Sur le marché A, existe depuis longtemps un segment appelé « actions liées à la chaîne d’approvisionnement d’Apple », regroupant les entreprises chinoises fournissant des composants pour la chaîne logistique d’Apple. À son apogée, la capitalisation boursière cumulée de ces sociétés dépassait le trillion de yuans. Leur logique de valorisation est strictement identique à celle de POET : tant qu’elles figurent sur la liste des fournisseurs d’Apple, leur valorisation reste soutenue ; dès qu’elles en sont exclues, leur valorisation s’effondre.
Par exemple, Goertek a perdu 30 % de sa valeur boursière en deux jours en 2022 après avoir vu ses commandes d’Apple réduites ; O-Film, exclue de la chaîne d’approvisionnement d’Apple en 2021, a vu son cours de bourse chuter de 80 % au cours des trois années suivantes.
NVIDIA est l’Apple de l’ère de l’IA.
Autour de NVIDIA, les marchés mondiaux ont déjà engendré une véritable « couronne » d’actions liées à NVIDIA : fournisseurs directs de NVIDIA, fournisseurs des clients de NVIDIA, fournisseurs des clients des clients de NVIDIA…

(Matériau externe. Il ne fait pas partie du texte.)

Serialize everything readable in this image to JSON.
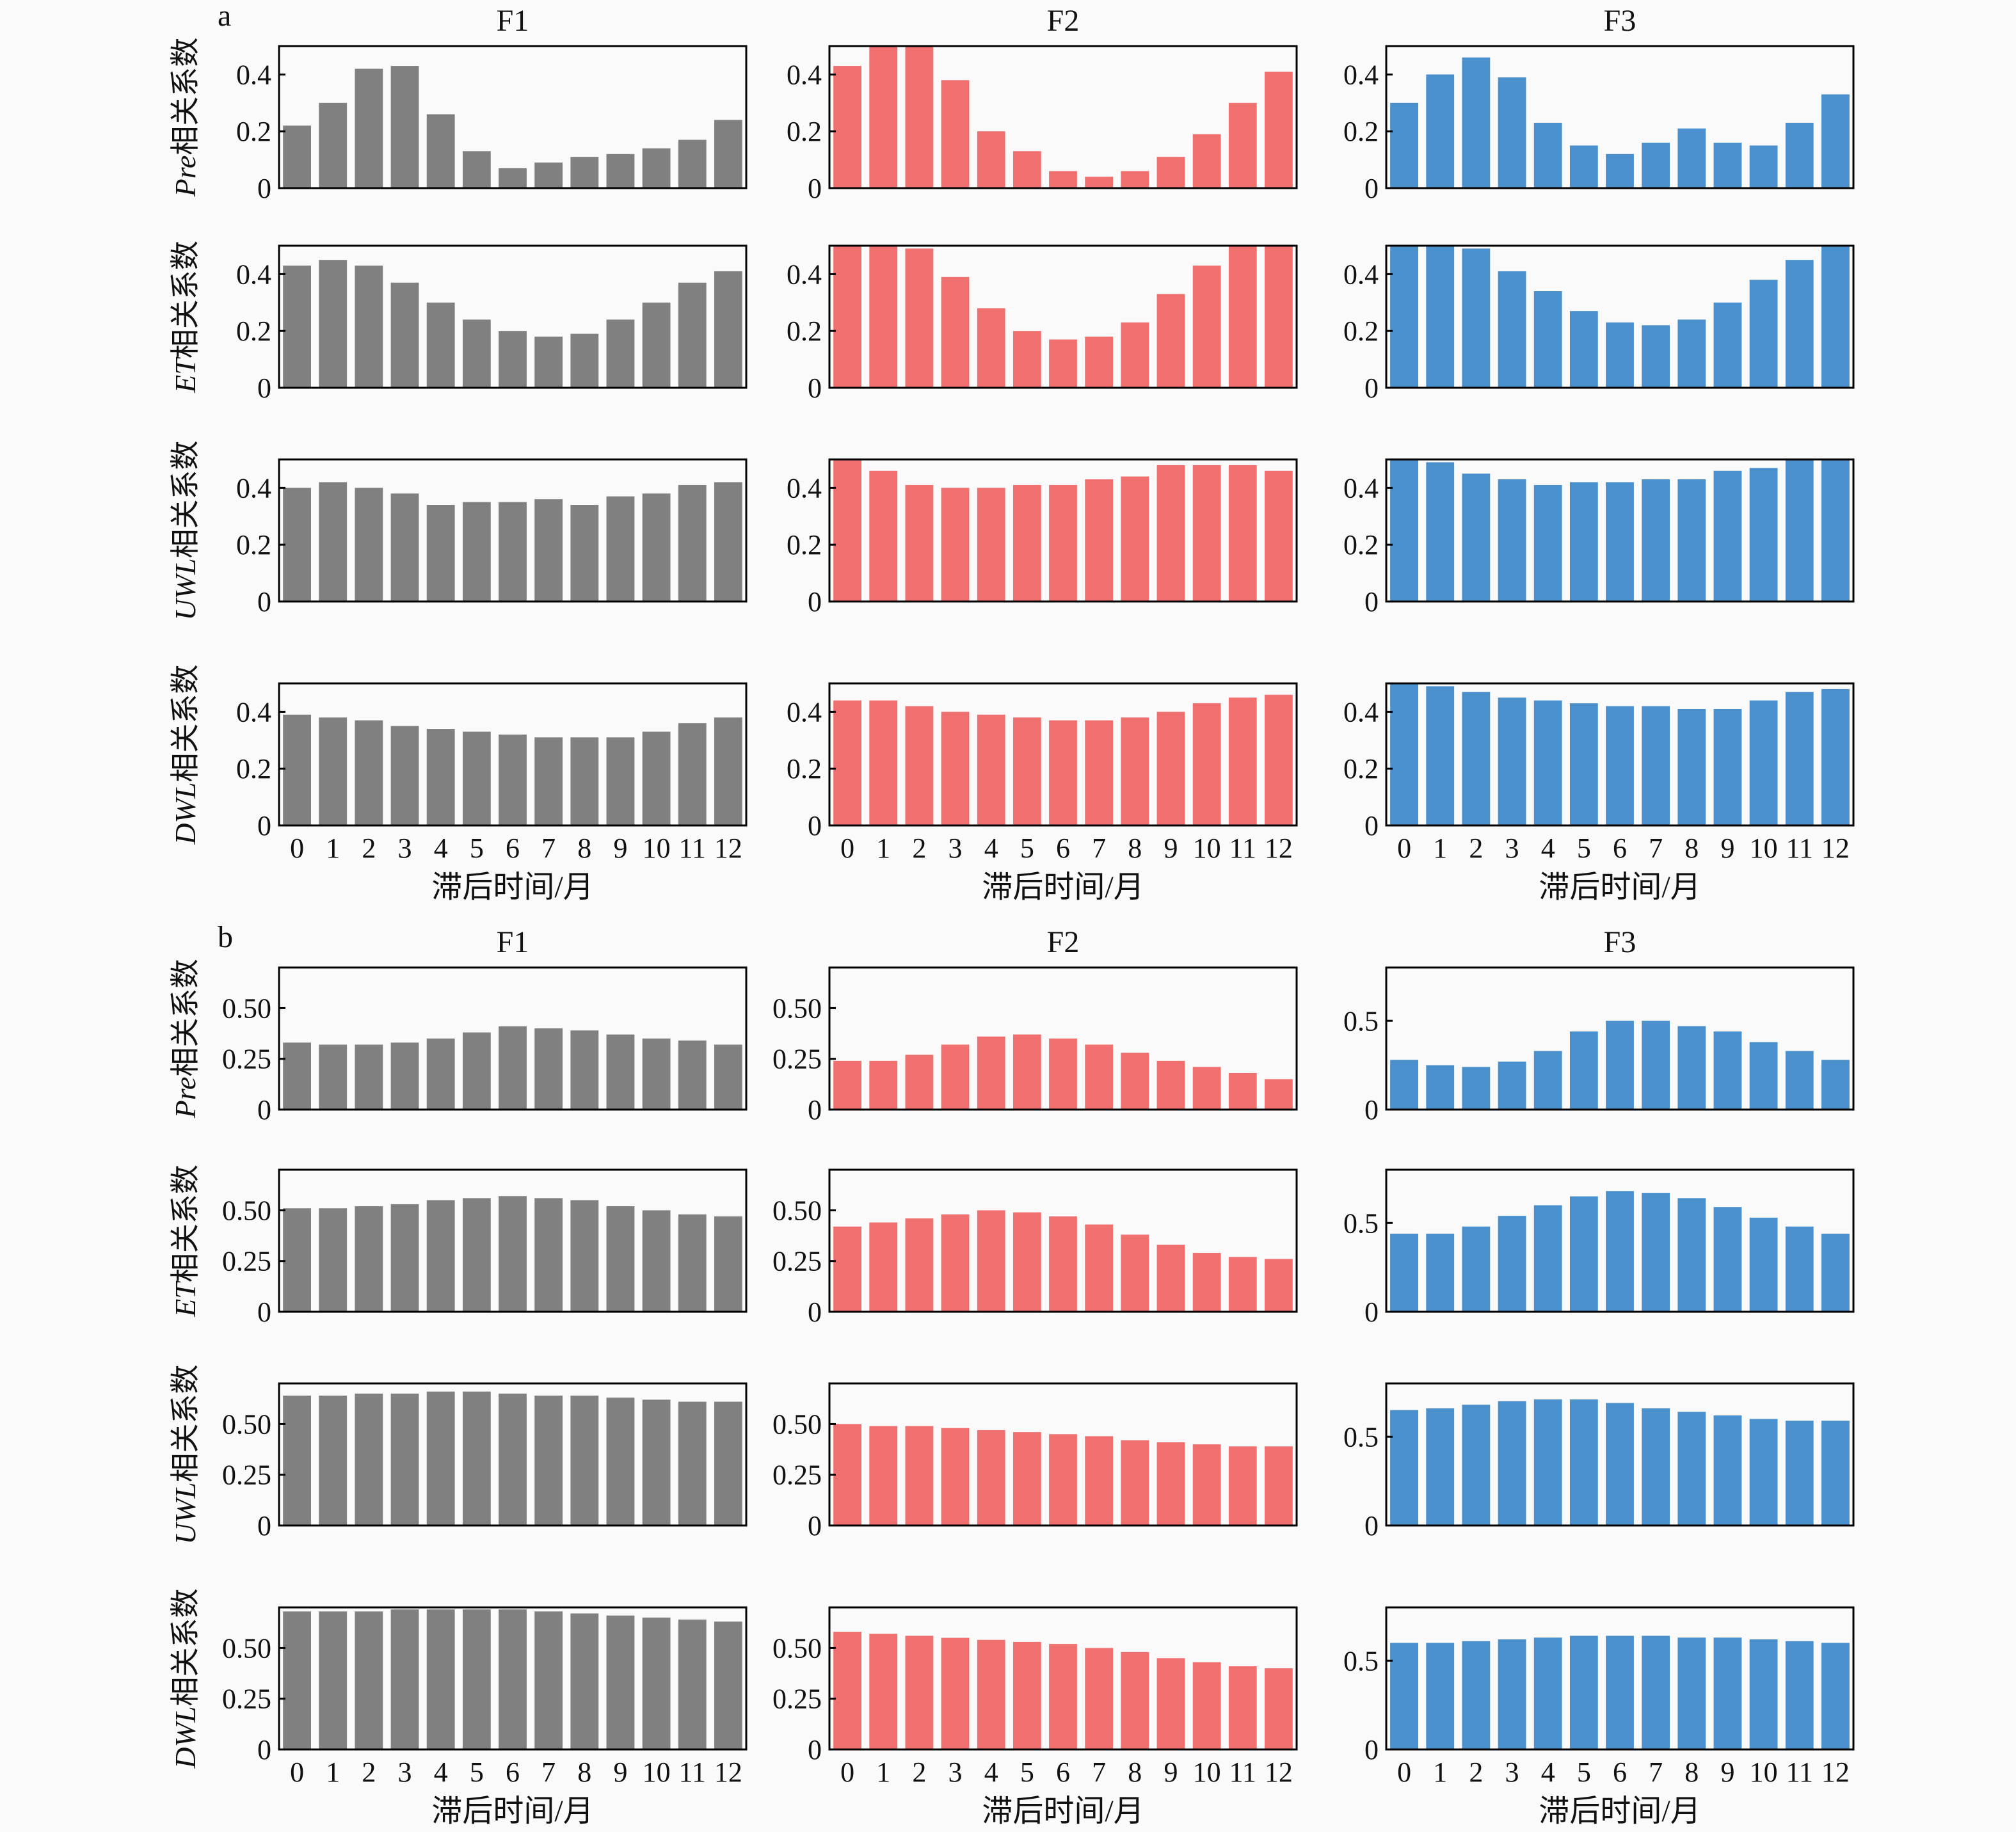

Le protagoniste de cet article, POET, occupe dans cette « couronne » la position la plus éloignée de NVIDIA. Plus la distance est grande, plus la « corde » qui relie l’entreprise à NVIDIA est fine.
Le pourtour de la « table » de NVIDIA est bondé d’entreprises telles que POET. Toutes reposent leur valorisation sur cette « corde » qu’elles tiennent dans leurs mains. Cette semaine, celle de POET s’est rompue. Personne ne sait à qui reviendra le tour la semaine prochaine.